Badan Meteorologi Klimatologi dan Geofisika (BMKG) menyebut perubahan iklim sudah terjadi dan akan terus terjadi, hal ini ditunjukkan oleh perubahan suhu semakin naik. Selain cenderung naik, suhu udara dan curah hujan juga bervariasi tiap waktu. Kasus di kota besar seperti Bekasi, suhu udara dapat bervariasi dan menjadi lebih panas di musim kemarau.

“Hal ini ditunjukkan oleh suhu udara yang semakin naik secara global di seluruh permukaan bumi, termasuk di Indonesia,” Kata Kepala Pusat Informasi Perubahan Iklim BMKG, Dodo Gunawan.

Hal ini diantaranya karena perubahan bentuk pemantulan panas, dari ruang-ruang hijau menjadi benda yang memantulkan suhu seperti aspal dan beton. Radiasi matahari yang masuk ke atmosfer bumi ditangkap oleh gas rumah kaca, sehingga membuat manusia di bumi seakan berada di rumah kaca yang panas.

Pada bulan yang sama di tahun ini, suhu udara disebut lebih panas dibandingkan dengan suhu udara di bulan yang sama pada tahun 2020. Perubahan yang terlihat dalam kurun waktu satu tahun relatif kecil, namun jika dilihat dalam jangka waktu bertahun-tahun akan nampak terus bergerak naik.

“Tapi kalau ditarik garis jangka waktu panjang, cenderung tren garisnya naik,” tambahnya.

Beberapa waktu lalu BMKG meminta komitmen penuh pemerintah daerah dalam aksi mitigasi dan adaptasi terhadap perubahan iklim. Peran pemerintah daerah dinilai sangat penting ditengah laju pembangunan yang masif.

Tahun 2020 lalu adalah tahun terpanas kedua dalam catatan dan pengamatan di 91 stasiun BMKG, suhu rata-rata permukaan lebih tinggi 0,7 derajat celcius dibandingkan rata-rata tahun 1981 sampai 2010.

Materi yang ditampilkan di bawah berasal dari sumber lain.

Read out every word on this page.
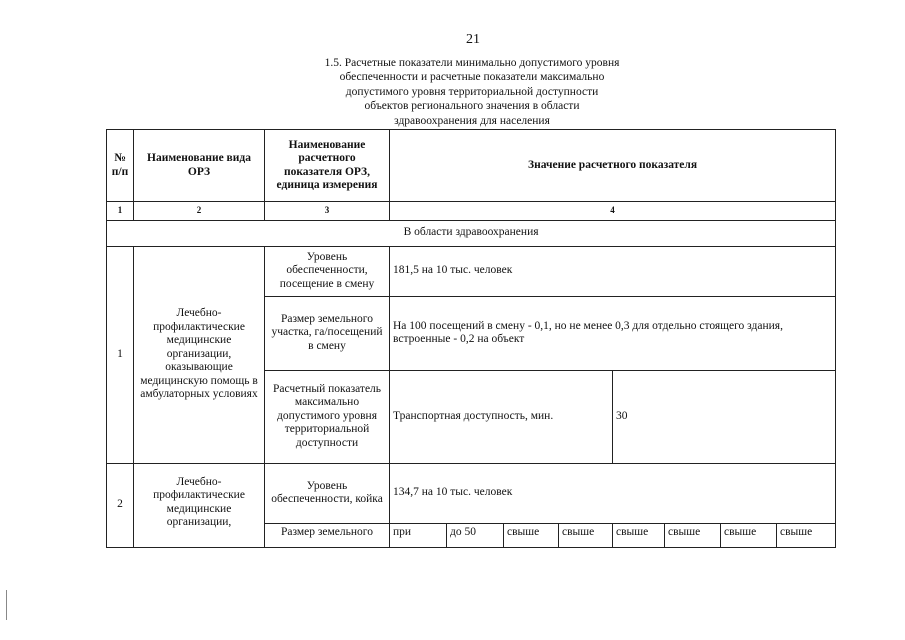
21
1.5. Расчетные показатели минимально допустимого уровня
обеспеченности и расчетные показатели максимально
допустимого уровня территориальной доступности
объектов регионального значения в области
здравоохранения для населения
№ п/п	Наименование вида ОРЗ	Наименование расчетного показателя ОРЗ, единица измерения	Значение расчетного показателя							
1	2	3	4							
В области здравоохранения										
1	Лечебно-профилактические медицинские организации, оказывающие медицинскую помощь в амбулаторных условиях	Уровень обеспеченности, посещение в смену	181,5 на 10 тыс. человек							
		Размер земельного участка, га/посещений в смену	На 100 посещений в смену - 0,1, но не менее 0,3 для отдельно стоящего здания, встроенные - 0,2 на объект							
		Расчетный показатель максимально допустимого уровня территориальной доступности	Транспортная доступность, мин.				30			
2	Лечебно-профилактические медицинские организации,	Уровень обеспеченности, койка	134,7 на 10 тыс. человек							
		Размер земельного	при	до 50	свыше	свыше	свыше	свыше	свыше	свыше
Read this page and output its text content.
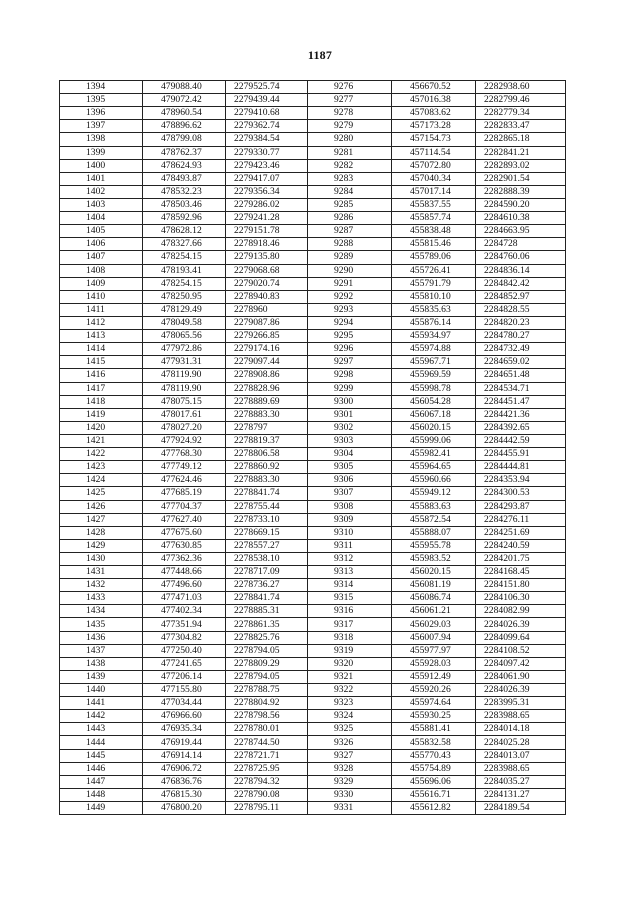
1187
1394	479088.40	2279525.74	9276	456670.52	2282938.60
1395	479072.42	2279439.44	9277	457016.38	2282799.46
1396	478960.54	2279410.68	9278	457083.62	2282779.34
1397	478896.62	2279362.74	9279	457173.28	2282833.47
1398	478799.08	2279384.54	9280	457154.73	2282865.18
1399	478762.37	2279330.77	9281	457114.54	2282841.21
1400	478624.93	2279423.46	9282	457072.80	2282893.02
1401	478493.87	2279417.07	9283	457040.34	2282901.54
1402	478532.23	2279356.34	9284	457017.14	2282888.39
1403	478503.46	2279286.02	9285	455837.55	2284590.20
1404	478592.96	2279241.28	9286	455857.74	2284610.38
1405	478628.12	2279151.78	9287	455838.48	2284663.95
1406	478327.66	2278918.46	9288	455815.46	2284728
1407	478254.15	2279135.80	9289	455789.06	2284760.06
1408	478193.41	2279068.68	9290	455726.41	2284836.14
1409	478254.15	2279020.74	9291	455791.79	2284842.42
1410	478250.95	2278940.83	9292	455810.10	2284852.97
1411	478129.49	2278960	9293	455835.63	2284828.55
1412	478049.58	2279087.86	9294	455876.14	2284820.23
1413	478065.56	2279266.85	9295	455934.97	2284780.27
1414	477972.86	2279174.16	9296	455974.88	2284732.49
1415	477931.31	2279097.44	9297	455967.71	2284659.02
1416	478119.90	2278908.86	9298	455969.59	2284651.48
1417	478119.90	2278828.96	9299	455998.78	2284534.71
1418	478075.15	2278889.69	9300	456054.28	2284451.47
1419	478017.61	2278883.30	9301	456067.18	2284421.36
1420	478027.20	2278797	9302	456020.15	2284392.65
1421	477924.92	2278819.37	9303	455999.06	2284442.59
1422	477768.30	2278806.58	9304	455982.41	2284455.91
1423	477749.12	2278860.92	9305	455964.65	2284444.81
1424	477624.46	2278883.30	9306	455960.66	2284353.94
1425	477685.19	2278841.74	9307	455949.12	2284300.53
1426	477704.37	2278755.44	9308	455883.63	2284293.87
1427	477627.40	2278733.10	9309	455872.54	2284276.11
1428	477675.60	2278669.15	9310	455888.07	2284251.69
1429	477630.85	2278557.27	9311	455955.78	2284240.59
1430	477362.36	2278538.10	9312	455983.52	2284201.75
1431	477448.66	2278717.09	9313	456020.15	2284168.45
1432	477496.60	2278736.27	9314	456081.19	2284151.80
1433	477471.03	2278841.74	9315	456086.74	2284106.30
1434	477402.34	2278885.31	9316	456061.21	2284082.99
1435	477351.94	2278861.35	9317	456029.03	2284026.39
1436	477304.82	2278825.76	9318	456007.94	2284099.64
1437	477250.40	2278794.05	9319	455977.97	2284108.52
1438	477241.65	2278809.29	9320	455928.03	2284097.42
1439	477206.14	2278794.05	9321	455912.49	2284061.90
1440	477155.80	2278788.75	9322	455920.26	2284026.39
1441	477034.44	2278804.92	9323	455974.64	2283995.31
1442	476966.60	2278798.56	9324	455930.25	2283988.65
1443	476935.34	2278780.01	9325	455881.41	2284014.18
1444	476919.44	2278744.50	9326	455832.58	2284025.28
1445	476914.14	2278721.71	9327	455770.43	2284013.07
1446	476906.72	2278725.95	9328	455754.89	2283988.65
1447	476836.76	2278794.32	9329	455696.06	2284035.27
1448	476815.30	2278790.08	9330	455616.71	2284131.27
1449	476800.20	2278795.11	9331	455612.82	2284189.54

Kepala Pusat Meteorologi Publik BMKG, Fachri Rajab menjelaskan cuaca panas yang terjadi belakangan ini disebabkan karena sebagian besar wilayah di Indonesia masih berada dalam periode musim kemarau. Untuk wilayah Bekasi, musim penghujan diperkirakan terjadi pada awal Oktober mendatang.

“Awal musim hujan di Bekasi sekitar awal Oktober,” ungkapnya. (sur)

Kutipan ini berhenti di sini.